Slowly, his arm faded to an angry red, but it no longer looked burned. Sam really didn’t need to see the poof to know that it had happened. He couldn’t go outside. He wasn’t going to be able to stand under the sun again for a very, very long time. Even Myrnin and Lady Grey could only just survive out there without covering, though they went out with those many layers anyway. And how old were they? In their hundreds, maybe older? Would he, Sam, really have to remain under an over-hanging roof as long as they had before he could go out?
That didn’t seem like a life he could deal with.
He didn’t hear the shift of cloth of the feeling of someone else in the room for a long time. Only when he looked up a bit did he see the loaning figure of Myrnin above him. His arms were braced on the back of the chair and he went back and forth between looking down at Sam and straight ahead, back toward the door.

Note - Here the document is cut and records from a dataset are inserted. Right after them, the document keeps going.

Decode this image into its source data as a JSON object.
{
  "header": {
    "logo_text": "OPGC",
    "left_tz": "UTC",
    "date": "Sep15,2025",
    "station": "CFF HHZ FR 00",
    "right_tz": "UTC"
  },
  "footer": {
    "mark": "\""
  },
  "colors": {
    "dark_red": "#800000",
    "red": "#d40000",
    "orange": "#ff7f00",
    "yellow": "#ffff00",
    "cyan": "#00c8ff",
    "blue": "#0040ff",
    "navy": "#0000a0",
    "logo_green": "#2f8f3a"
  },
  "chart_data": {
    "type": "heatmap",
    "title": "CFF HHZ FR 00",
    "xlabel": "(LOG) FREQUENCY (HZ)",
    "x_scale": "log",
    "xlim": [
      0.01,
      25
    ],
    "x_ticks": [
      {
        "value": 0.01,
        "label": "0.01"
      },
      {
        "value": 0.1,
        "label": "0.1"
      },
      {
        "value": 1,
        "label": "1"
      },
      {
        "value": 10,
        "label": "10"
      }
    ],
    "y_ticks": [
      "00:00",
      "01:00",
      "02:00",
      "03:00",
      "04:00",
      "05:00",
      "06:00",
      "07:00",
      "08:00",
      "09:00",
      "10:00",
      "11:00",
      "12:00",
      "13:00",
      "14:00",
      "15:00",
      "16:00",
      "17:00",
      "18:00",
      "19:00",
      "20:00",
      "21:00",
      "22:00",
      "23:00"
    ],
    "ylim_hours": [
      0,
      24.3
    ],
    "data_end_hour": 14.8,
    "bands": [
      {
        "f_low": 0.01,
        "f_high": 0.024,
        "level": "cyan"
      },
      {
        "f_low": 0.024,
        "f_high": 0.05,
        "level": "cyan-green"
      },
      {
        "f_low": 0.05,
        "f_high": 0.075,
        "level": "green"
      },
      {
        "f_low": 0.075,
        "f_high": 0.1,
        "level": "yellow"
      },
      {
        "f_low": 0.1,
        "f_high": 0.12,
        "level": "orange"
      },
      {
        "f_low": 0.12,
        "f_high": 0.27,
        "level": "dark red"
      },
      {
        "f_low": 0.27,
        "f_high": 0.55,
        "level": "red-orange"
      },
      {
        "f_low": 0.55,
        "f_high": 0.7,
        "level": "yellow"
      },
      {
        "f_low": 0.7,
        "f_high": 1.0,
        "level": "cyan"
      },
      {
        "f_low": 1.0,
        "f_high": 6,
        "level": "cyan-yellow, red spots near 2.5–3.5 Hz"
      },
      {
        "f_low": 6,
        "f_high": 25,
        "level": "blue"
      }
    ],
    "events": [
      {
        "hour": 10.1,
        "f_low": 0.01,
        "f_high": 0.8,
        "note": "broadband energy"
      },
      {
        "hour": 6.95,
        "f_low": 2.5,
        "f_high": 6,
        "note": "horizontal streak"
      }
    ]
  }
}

Sam didn’t know how the older vampire had gotten there. Maybe he’d never really left. Maybe he’d just been lucky and came back at the right – or wrong, since Sam wasn’t sure how to look at this – moment. Or maybe he’d somehow, however unlikely, gained some sixth-sense to know that Sam was in pain.
“There are things about this life,” Myrnin murmured ever so quietly. “That I wouldn’t relinquish for the world, Sam. Even if offered. If someone came to me and gave me it all back. If they gave me my pick of time period to be in, of place on Earth, and gave me the maximum of a human lifespan, I wouldn’t take it.” And then he looked down again, one hand coming down to ruffle Sam’s always mussed hair. Sam didn’t say anything. “Please hold out a bit for this old man, Samuel. I promise things will get better.”